La formation et l’enseignement constituent également un autre levier important de croissance qualitative. Terre traditionnellement francophone (le français est souvent la première langue étrangère apprise à l’école), s’appuyant sur la traditionnelle amitié franco-ukrainienne, avec le soutien de l’ambassade de France et de la direction générale de l’Enseignement et de la Recherche du ministère de l’Agriculture, de nombreux partenariats et échanges entre les écoles agraires ukrainiennes et plusieurs établissements du supérieur français permettront l’émergence de nouvelles générations de vignerons et vinificateurs et le renforcement de la filière.
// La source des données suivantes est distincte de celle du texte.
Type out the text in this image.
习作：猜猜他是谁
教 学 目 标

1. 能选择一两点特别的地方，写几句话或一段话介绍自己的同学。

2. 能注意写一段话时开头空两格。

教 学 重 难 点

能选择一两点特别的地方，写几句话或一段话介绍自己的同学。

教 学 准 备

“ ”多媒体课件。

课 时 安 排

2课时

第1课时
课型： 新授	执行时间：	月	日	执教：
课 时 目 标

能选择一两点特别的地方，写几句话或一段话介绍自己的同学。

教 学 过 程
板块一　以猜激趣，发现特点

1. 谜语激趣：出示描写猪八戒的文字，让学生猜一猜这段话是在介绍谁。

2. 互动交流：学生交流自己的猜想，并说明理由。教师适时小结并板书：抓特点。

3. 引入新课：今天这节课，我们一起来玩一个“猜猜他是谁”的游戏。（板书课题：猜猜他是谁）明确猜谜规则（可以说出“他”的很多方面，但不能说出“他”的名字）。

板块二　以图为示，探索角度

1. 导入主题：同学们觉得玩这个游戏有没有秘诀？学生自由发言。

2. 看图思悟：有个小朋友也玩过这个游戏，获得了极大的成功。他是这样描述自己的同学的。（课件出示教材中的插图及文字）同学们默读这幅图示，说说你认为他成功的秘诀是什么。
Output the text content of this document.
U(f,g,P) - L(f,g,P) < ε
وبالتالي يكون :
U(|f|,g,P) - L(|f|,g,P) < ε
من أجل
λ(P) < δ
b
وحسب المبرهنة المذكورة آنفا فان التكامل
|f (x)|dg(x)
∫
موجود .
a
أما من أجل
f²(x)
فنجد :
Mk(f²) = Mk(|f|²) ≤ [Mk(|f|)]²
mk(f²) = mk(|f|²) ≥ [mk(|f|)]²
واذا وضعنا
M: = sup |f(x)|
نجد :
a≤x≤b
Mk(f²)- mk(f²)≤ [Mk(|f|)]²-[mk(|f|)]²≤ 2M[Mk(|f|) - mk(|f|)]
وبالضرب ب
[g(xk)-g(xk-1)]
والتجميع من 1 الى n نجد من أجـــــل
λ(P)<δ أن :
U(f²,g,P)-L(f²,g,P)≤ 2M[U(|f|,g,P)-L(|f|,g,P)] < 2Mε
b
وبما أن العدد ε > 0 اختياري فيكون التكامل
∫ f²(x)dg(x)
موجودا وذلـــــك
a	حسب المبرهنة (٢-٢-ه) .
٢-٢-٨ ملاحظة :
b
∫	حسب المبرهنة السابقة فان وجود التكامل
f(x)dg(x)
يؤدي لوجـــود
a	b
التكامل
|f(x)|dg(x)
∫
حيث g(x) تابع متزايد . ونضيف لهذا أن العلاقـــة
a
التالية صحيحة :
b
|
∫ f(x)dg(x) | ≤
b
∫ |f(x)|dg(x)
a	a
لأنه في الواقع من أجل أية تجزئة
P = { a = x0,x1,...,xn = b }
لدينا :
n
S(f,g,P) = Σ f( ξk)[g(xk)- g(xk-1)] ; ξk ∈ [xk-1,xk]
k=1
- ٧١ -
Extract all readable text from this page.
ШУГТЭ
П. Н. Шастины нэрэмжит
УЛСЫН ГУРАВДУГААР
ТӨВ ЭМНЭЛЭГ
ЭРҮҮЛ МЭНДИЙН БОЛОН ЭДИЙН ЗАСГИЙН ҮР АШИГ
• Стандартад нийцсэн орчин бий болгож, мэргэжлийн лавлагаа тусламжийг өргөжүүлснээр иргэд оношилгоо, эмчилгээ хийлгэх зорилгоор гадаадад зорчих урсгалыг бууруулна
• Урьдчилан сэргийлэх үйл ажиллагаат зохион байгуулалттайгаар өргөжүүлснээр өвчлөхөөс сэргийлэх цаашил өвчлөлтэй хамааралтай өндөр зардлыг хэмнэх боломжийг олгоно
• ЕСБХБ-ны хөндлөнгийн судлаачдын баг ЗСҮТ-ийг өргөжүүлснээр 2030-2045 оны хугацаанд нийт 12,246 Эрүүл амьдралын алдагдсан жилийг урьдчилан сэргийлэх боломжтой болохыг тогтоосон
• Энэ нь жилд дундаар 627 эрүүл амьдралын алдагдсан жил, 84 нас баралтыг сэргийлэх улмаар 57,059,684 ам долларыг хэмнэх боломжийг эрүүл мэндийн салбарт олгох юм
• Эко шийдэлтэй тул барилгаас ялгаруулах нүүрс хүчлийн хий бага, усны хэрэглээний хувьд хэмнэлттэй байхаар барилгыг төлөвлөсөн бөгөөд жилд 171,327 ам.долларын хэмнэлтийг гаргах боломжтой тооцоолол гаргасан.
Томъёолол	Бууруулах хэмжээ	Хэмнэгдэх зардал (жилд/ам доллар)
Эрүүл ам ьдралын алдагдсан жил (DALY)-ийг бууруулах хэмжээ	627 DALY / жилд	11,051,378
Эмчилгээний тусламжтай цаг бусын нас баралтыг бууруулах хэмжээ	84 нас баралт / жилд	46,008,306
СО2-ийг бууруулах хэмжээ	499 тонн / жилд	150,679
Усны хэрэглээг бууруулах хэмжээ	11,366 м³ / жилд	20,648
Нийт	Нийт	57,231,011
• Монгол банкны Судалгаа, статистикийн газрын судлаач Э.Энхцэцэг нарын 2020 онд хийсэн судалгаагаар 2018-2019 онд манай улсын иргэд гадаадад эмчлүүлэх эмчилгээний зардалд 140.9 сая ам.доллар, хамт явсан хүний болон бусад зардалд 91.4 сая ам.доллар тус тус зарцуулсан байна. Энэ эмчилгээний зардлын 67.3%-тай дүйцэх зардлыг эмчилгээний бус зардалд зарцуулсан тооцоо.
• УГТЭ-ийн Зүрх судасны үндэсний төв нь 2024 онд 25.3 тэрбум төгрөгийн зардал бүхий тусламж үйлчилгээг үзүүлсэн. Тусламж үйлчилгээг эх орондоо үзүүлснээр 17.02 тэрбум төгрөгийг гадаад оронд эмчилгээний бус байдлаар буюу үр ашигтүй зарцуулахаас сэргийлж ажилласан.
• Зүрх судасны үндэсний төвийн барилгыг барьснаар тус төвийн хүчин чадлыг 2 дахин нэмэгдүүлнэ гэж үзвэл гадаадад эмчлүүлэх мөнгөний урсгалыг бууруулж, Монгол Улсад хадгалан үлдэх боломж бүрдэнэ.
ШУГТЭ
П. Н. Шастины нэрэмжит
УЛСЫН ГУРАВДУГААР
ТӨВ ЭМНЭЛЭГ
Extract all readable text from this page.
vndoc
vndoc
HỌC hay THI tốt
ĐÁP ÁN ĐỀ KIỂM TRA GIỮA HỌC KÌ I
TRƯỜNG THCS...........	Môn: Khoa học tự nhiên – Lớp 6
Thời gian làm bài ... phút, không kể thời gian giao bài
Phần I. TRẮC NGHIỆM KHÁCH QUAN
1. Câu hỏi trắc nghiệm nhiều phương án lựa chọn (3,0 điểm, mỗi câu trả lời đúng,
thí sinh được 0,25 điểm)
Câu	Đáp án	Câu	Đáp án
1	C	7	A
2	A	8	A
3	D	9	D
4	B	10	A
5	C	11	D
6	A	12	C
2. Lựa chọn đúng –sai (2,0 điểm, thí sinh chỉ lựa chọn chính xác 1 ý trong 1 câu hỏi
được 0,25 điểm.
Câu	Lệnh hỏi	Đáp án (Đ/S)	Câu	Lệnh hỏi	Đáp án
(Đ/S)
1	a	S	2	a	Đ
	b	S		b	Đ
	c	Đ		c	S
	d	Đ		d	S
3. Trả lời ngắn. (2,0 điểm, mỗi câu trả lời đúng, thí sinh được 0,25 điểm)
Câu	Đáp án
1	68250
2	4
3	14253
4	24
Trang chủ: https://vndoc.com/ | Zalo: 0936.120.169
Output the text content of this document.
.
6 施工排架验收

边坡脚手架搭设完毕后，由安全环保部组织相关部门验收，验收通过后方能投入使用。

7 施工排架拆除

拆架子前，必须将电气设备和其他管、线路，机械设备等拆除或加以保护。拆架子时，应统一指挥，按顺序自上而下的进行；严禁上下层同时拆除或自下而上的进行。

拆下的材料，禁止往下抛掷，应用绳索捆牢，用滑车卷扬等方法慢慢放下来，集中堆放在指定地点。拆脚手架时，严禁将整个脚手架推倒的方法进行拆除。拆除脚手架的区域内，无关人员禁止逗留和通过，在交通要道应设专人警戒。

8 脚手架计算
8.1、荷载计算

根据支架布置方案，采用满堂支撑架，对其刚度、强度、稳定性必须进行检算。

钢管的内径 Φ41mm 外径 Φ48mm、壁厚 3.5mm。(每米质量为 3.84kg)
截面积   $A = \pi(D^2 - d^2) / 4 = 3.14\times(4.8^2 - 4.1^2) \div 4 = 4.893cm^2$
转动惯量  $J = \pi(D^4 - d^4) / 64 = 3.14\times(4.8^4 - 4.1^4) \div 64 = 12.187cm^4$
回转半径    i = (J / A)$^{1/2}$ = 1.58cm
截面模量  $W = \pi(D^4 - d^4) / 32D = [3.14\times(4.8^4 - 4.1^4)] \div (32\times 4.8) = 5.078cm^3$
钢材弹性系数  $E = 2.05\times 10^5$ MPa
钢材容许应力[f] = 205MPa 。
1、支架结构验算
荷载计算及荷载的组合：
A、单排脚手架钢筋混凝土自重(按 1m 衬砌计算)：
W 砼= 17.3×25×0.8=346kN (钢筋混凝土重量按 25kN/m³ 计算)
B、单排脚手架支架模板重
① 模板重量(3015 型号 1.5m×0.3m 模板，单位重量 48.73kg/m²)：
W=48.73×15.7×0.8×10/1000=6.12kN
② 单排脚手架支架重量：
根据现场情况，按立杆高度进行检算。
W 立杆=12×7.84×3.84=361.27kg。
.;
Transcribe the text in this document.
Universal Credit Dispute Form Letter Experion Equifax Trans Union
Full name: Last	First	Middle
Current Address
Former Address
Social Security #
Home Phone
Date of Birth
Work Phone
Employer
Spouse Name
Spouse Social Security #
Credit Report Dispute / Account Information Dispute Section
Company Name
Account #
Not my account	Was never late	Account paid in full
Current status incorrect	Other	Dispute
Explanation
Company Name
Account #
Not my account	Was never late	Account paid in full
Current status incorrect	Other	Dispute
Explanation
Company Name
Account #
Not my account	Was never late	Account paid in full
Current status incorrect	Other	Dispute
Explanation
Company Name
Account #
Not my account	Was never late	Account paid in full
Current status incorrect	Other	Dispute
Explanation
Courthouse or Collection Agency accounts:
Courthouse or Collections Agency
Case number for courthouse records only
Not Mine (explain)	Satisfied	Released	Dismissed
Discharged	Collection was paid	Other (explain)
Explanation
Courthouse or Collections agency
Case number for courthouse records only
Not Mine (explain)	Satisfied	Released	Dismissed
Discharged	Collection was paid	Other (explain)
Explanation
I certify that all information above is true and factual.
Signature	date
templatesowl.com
L’oenotourisme comme possible levier de développement

Enfin, il apparaît aussi évident que les principales zones viticoles ukrainiennes, présentent un considérable potentiel œnotouristique. La Transcarpathie, en zone montagneuse, constitue déjà une destination touristique réputée pour la pratique du ski et ses stations thermales. La Mer Noire et Odessa (dont le centre ville est classé au patrimoine mondial de l'UNESCO), grandes destinations estivales pour les Ukrainiens et les pays voisins, depuis la fermeture de la Crimée, devraient aussi permettre aux vignerons de la côte, à l’image des producteurs croates, de profiter d’un débouché touristique considérable à domicile.

Productrice depuis des millénaires, et désormais en quête d’arrimage européen, l’Ukraine a tous les atouts en main et présente toutes les conditions pour devenir un grand producteur de vins du 21e siècle. En Transcarpathie, comme en bordure de mer Noire, compte tenu de la taille du pays, les excellents terroirs existent, l’envie et l’énergie des producteurs permettront très vite de produire des vins aux standards mondiaux pour le grand potentiel de son marché national mais aussi à l’export.